Let's combine all polynomials corresponding to partitions with the same sum and length, and already account for the multiple ways of distributing the lengths of runs of digits. Different from what I speculated in the comments, I don't need to care about the smallest used value or how often it is used, if I make sure that I won't extend with that value.

Here is my C++ code:

#include<vector>
#include<algorithm>
#include<iostream>
#include<gmpxx.h>

using bignum = mpz_class;
using poly = std::vector<bignum>;

poly mult(const poly &a, const poly &b){
  poly res ( a.size()+b.size()-1 );
  for(int i=0; i<a.size(); ++i)
    for(int j=0; j<b.size(); ++j)
      res[i+j]+=a[i]*b[j];
  return res;
}

poly extend(const poly &d, const poly &e, int ml, poly &a, int l, int m){
  poly res ( 26*ml+1 );
  for(int i=1; i<std::min<int>(1+26*ml,e.size()); ++i)
    for(int j=1; j<std::min<int>(1+26*ml/i,d.size()); ++j)
      res[i*j] += e[i]*d[j];
  for(int i=1; i<res.size(); ++i)
    res[i]=res[i]*l/m;
  if(a.empty())
    a = poly { res };
  else
    for(int i=1; i<a.size(); ++i)
      a[i]+=res[i];
  return res;
}

bignum f(int n){
  std::vector<poly> dp;
  poly digits (10,1);
  poly dd { 1 };
  dp.push_back( dd );
  for(int i=1; i<n; ++i){
    dd=mult(dd,digits);
    int l=1+26*(n-i);
    if(dd.size()>l)
      dd.resize(l);
    dp.push_back(dd);
  }

  std::vector<std::vector<poly>> a;
  a.reserve(n);

  a.push_back( std::vector<poly> { poly { 0, 1 } } );
  for(int i=1; i<n; ++i)
    a.push_back( std::vector<poly> (1+std::min(i,n+i-i)));
  for(int m=n-1; m>0; --m){
    //    std::cout << "m=" << m << "\n";
    for(int sum=n-m; sum>=0; --sum)
      for(int len=0; len<=std::min(sum,n+1-sum); ++len){
        poly d {a[sum][len]} ;
        if(!d.empty())
          for(int sumn=sum+m, lenn=len+1, e=1;
              sumn+lenn-1<=n;
              sumn+=m, ++lenn, ++e)
            d=extend(d,dp[m],n-sumn,a[sumn][lenn],lenn,e);
      }
  }
  poly let (27,1);
  let[0]=0;
  poly lp { 1 };
  bignum t { 0 };
  for(int sum=n-1; sum>0; --sum){
    lp=mult(lp,let);
    for(int len=1; len<=std::min(sum,n+1-sum); ++len){
      poly &a0 = a[sum][len];
      bignum s {0};
      for(int i=1; i<std::min(a0.size(),lp.size()); ++i)
        s+=a0[i]*lp[i];
      bignum bin;
      mpz_bin_uiui( bin.get_mpz_t(), n-sum+1, len );
      t+=bin*s;
    }
  }
  return t;
}

int main(){
  int n;
  std::cin >> n;
  std::cout << f(n) << "\n" ;
}

This uses the GNU MP library.

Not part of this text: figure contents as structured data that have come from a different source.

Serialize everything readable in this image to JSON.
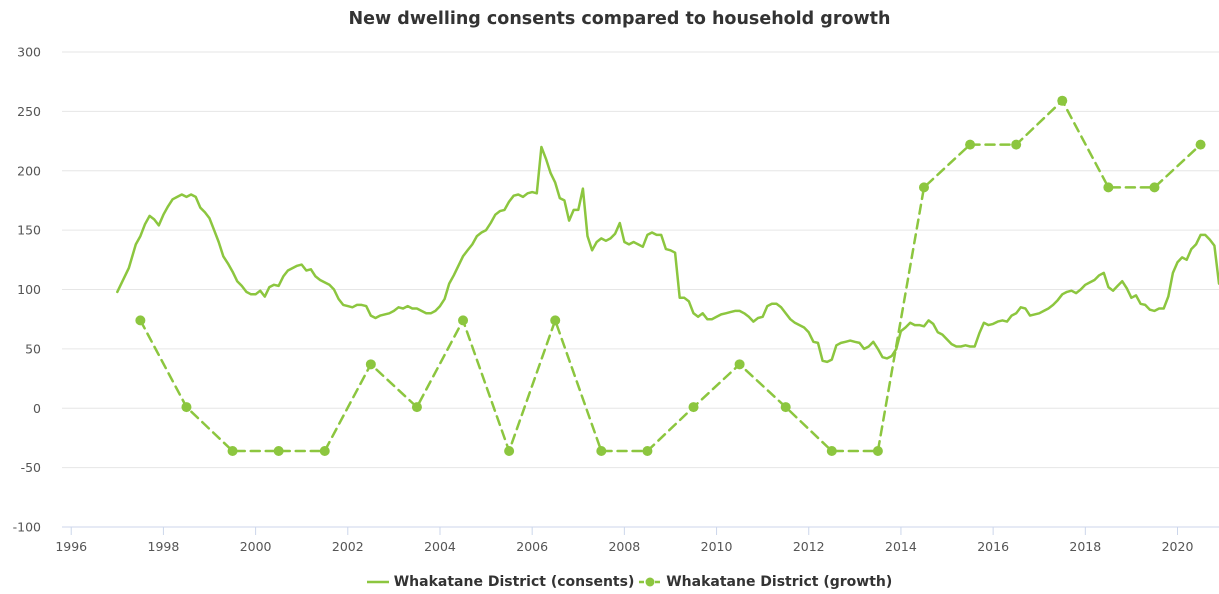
{
  "chart_data": {
    "type": "line",
    "title": "New dwelling consents compared to household growth",
    "xlabel": "",
    "ylabel": "",
    "xlim": [
      1995.8,
      2020.9
    ],
    "ylim": [
      -100,
      300
    ],
    "y_ticks": [
      -100,
      -50,
      0,
      50,
      100,
      150,
      200,
      250,
      300
    ],
    "x_ticks": [
      1996,
      1998,
      2000,
      2002,
      2004,
      2006,
      2008,
      2010,
      2012,
      2014,
      2016,
      2018,
      2020
    ],
    "grid": "horizontal",
    "legend_position": "bottom",
    "color": "#8cc63f",
    "series": [
      {
        "name": "Whakatane District (consents)",
        "style": "solid",
        "markers": false,
        "x": [
          1997.0,
          1997.25,
          1997.4,
          1997.5,
          1997.6,
          1997.7,
          1997.8,
          1997.9,
          1998.0,
          1998.1,
          1998.2,
          1998.3,
          1998.4,
          1998.5,
          1998.6,
          1998.7,
          1998.8,
          1998.9,
          1999.0,
          1999.1,
          1999.2,
          1999.3,
          1999.4,
          1999.5,
          1999.6,
          1999.7,
          1999.8,
          1999.9,
          2000.0,
          2000.1,
          2000.2,
          2000.3,
          2000.4,
          2000.5,
          2000.6,
          2000.7,
          2000.8,
          2000.9,
          2001.0,
          2001.1,
          2001.2,
          2001.3,
          2001.4,
          2001.5,
          2001.6,
          2001.7,
          2001.8,
          2001.9,
          2002.0,
          2002.1,
          2002.2,
          2002.3,
          2002.4,
          2002.5,
          2002.6,
          2002.7,
          2002.8,
          2002.9,
          2003.0,
          2003.1,
          2003.2,
          2003.3,
          2003.4,
          2003.5,
          2003.6,
          2003.7,
          2003.8,
          2003.9,
          2004.0,
          2004.1,
          2004.2,
          2004.3,
          2004.4,
          2004.5,
          2004.6,
          2004.7,
          2004.8,
          2004.9,
          2005.0,
          2005.1,
          2005.2,
          2005.3,
          2005.4,
          2005.5,
          2005.6,
          2005.7,
          2005.8,
          2005.9,
          2006.0,
          2006.1,
          2006.2,
          2006.3,
          2006.4,
          2006.5,
          2006.6,
          2006.7,
          2006.8,
          2006.9,
          2007.0,
          2007.1,
          2007.2,
          2007.3,
          2007.4,
          2007.5,
          2007.6,
          2007.7,
          2007.8,
          2007.9,
          2008.0,
          2008.1,
          2008.2,
          2008.3,
          2008.4,
          2008.5,
          2008.6,
          2008.7,
          2008.8,
          2008.9,
          2009.0,
          2009.1,
          2009.2,
          2009.3,
          2009.4,
          2009.5,
          2009.6,
          2009.7,
          2009.8,
          2009.9,
          2010.0,
          2010.1,
          2010.2,
          2010.3,
          2010.4,
          2010.5,
          2010.6,
          2010.7,
          2010.8,
          2010.9,
          2011.0,
          2011.1,
          2011.2,
          2011.3,
          2011.4,
          2011.5,
          2011.6,
          2011.7,
          2011.8,
          2011.9,
          2012.0,
          2012.1,
          2012.2,
          2012.3,
          2012.4,
          2012.5,
          2012.6,
          2012.7,
          2012.8,
          2012.9,
          2013.0,
          2013.1,
          2013.2,
          2013.3,
          2013.4,
          2013.5,
          2013.6,
          2013.7,
          2013.8,
          2013.9,
          2014.0,
          2014.1,
          2014.2,
          2014.3,
          2014.4,
          2014.5,
          2014.6,
          2014.7,
          2014.8,
          2014.9,
          2015.0,
          2015.1,
          2015.2,
          2015.3,
          2015.4,
          2015.5,
          2015.6,
          2015.7,
          2015.8,
          2015.9,
          2016.0,
          2016.1,
          2016.2,
          2016.3,
          2016.4,
          2016.5,
          2016.6,
          2016.7,
          2016.8,
          2016.9,
          2017.0,
          2017.1,
          2017.2,
          2017.3,
          2017.4,
          2017.5,
          2017.6,
          2017.7,
          2017.8,
          2017.9,
          2018.0,
          2018.1,
          2018.2,
          2018.3,
          2018.4,
          2018.5,
          2018.6,
          2018.7,
          2018.8,
          2018.9,
          2019.0,
          2019.1,
          2019.2,
          2019.3,
          2019.4,
          2019.5,
          2019.6,
          2019.7,
          2019.8,
          2019.9,
          2020.0,
          2020.1,
          2020.2,
          2020.3,
          2020.4,
          2020.5,
          2020.6,
          2020.7,
          2020.8,
          2020.9
        ],
        "y": [
          98,
          118,
          138,
          145,
          155,
          162,
          159,
          154,
          163,
          170,
          176,
          178,
          180,
          178,
          180,
          178,
          169,
          165,
          160,
          150,
          140,
          128,
          122,
          115,
          107,
          103,
          98,
          96,
          96,
          99,
          94,
          102,
          104,
          103,
          111,
          116,
          118,
          120,
          121,
          116,
          117,
          111,
          108,
          106,
          104,
          100,
          92,
          87,
          86,
          85,
          87,
          87,
          86,
          78,
          76,
          78,
          79,
          80,
          82,
          85,
          84,
          86,
          84,
          84,
          82,
          80,
          80,
          82,
          86,
          92,
          105,
          112,
          120,
          128,
          133,
          138,
          145,
          148,
          150,
          156,
          163,
          166,
          167,
          174,
          179,
          180,
          178,
          181,
          182,
          181,
          220,
          210,
          198,
          190,
          177,
          175,
          158,
          167,
          167,
          185,
          145,
          133,
          140,
          143,
          141,
          143,
          147,
          156,
          140,
          138,
          140,
          138,
          136,
          146,
          148,
          146,
          146,
          134,
          133,
          131,
          93,
          93,
          90,
          80,
          77,
          80,
          75,
          75,
          77,
          79,
          80,
          81,
          82,
          82,
          80,
          77,
          73,
          76,
          77,
          86,
          88,
          88,
          85,
          80,
          75,
          72,
          70,
          68,
          64,
          56,
          55,
          40,
          39,
          41,
          53,
          55,
          56,
          57,
          56,
          55,
          50,
          52,
          56,
          50,
          43,
          42,
          44,
          50,
          65,
          68,
          72,
          70,
          70,
          69,
          74,
          71,
          64,
          62,
          58,
          54,
          52,
          52,
          53,
          52,
          52,
          63,
          72,
          70,
          71,
          73,
          74,
          73,
          78,
          80,
          85,
          84,
          78,
          79,
          80,
          82,
          84,
          87,
          91,
          96,
          98,
          99,
          97,
          100,
          104,
          106,
          108,
          112,
          114,
          102,
          99,
          103,
          107,
          101,
          93,
          95,
          88,
          87,
          83,
          82,
          84,
          84,
          94,
          114,
          123,
          127,
          125,
          134,
          138,
          146,
          146,
          142,
          137,
          105
        ]
      },
      {
        "name": "Whakatane District (growth)",
        "style": "dashed",
        "markers": true,
        "x": [
          1997.5,
          1998.5,
          1999.5,
          2000.5,
          2001.5,
          2002.5,
          2003.5,
          2004.5,
          2005.5,
          2006.5,
          2007.5,
          2008.5,
          2009.5,
          2010.5,
          2011.5,
          2012.5,
          2013.5,
          2014.5,
          2015.5,
          2016.5,
          2017.5,
          2018.5,
          2019.5,
          2020.5
        ],
        "y": [
          74,
          1,
          -36,
          -36,
          -36,
          37,
          1,
          74,
          -36,
          74,
          -36,
          -36,
          1,
          37,
          1,
          -36,
          -36,
          186,
          222,
          222,
          259,
          186,
          186,
          222
        ]
      }
    ]
  }
}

On debian, install libgmp-dev. Compile with g++ -std=c++11 -O3 -o pl pl.cpp -lgmp -lgmpxx. The program takes its argument from stdin. For timing, use echo 100 | time ./pl.

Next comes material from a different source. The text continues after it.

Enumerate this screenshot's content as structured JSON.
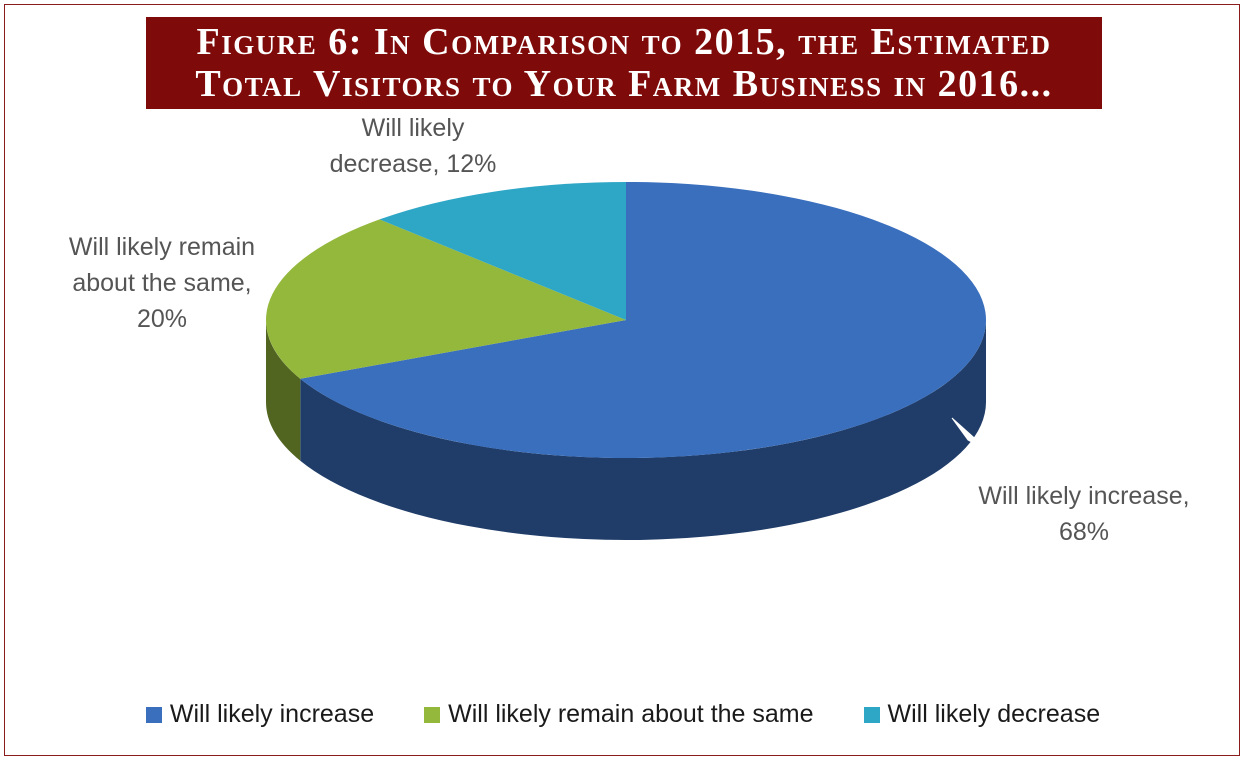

At the end a[sum][length][i] gives the number of ways in which sum digits in length runs can give the number i. During computation, at the beginning of the m loop, it gives the number of ways that can be done with numbers greater than m. It all starts with a[0][0][1]=1. Note that this is a superset of the numbers we need to compute the function for smaller values. So at almost the same time, we could compute all values up to n.

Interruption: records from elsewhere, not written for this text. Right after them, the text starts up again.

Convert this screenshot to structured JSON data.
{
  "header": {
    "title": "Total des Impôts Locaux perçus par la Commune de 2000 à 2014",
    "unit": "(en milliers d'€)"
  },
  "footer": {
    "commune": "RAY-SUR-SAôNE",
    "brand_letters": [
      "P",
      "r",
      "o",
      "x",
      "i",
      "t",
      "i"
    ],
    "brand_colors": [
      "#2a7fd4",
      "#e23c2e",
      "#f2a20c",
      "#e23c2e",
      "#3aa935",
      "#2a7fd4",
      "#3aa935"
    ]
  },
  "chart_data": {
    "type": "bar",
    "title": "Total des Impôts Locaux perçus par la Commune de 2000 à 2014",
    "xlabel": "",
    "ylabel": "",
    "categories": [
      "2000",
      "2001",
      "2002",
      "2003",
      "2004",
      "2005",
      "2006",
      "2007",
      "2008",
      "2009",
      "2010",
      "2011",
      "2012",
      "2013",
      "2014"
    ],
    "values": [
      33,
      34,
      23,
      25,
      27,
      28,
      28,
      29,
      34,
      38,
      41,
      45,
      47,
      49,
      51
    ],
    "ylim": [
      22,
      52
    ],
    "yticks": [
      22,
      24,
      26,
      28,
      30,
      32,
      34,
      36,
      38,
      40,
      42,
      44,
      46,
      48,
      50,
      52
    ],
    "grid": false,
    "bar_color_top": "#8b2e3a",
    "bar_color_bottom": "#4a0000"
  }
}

There is no recursion, so we have a fixed number of nested loops. (The deepest nesting level is 6.) Each loop goes through a number of values that is linear in n in the worst case. So we need only polynomial time. If we look closer at the nested i and j loops in extend, we find an upper limit for j of the form N/i. That should only give a logarithmic factor for the j loop. The innermost loop in f (with sumn etc) is similar. Also keep in mind that we compute with numbers that grow fast.

Note also that we store O(n^3) of these numbers.

Experimentally, I get these results on reasonable hardware (i5-4590S): f(50) needs one second and 23 MB, f(100) needs 21 seconds and 166 MB, f(200) needs 10 minutes and 1.5 GB, and f(300) needs one hour and 5.6 GB. This suggests a time complexity better than O(n^5).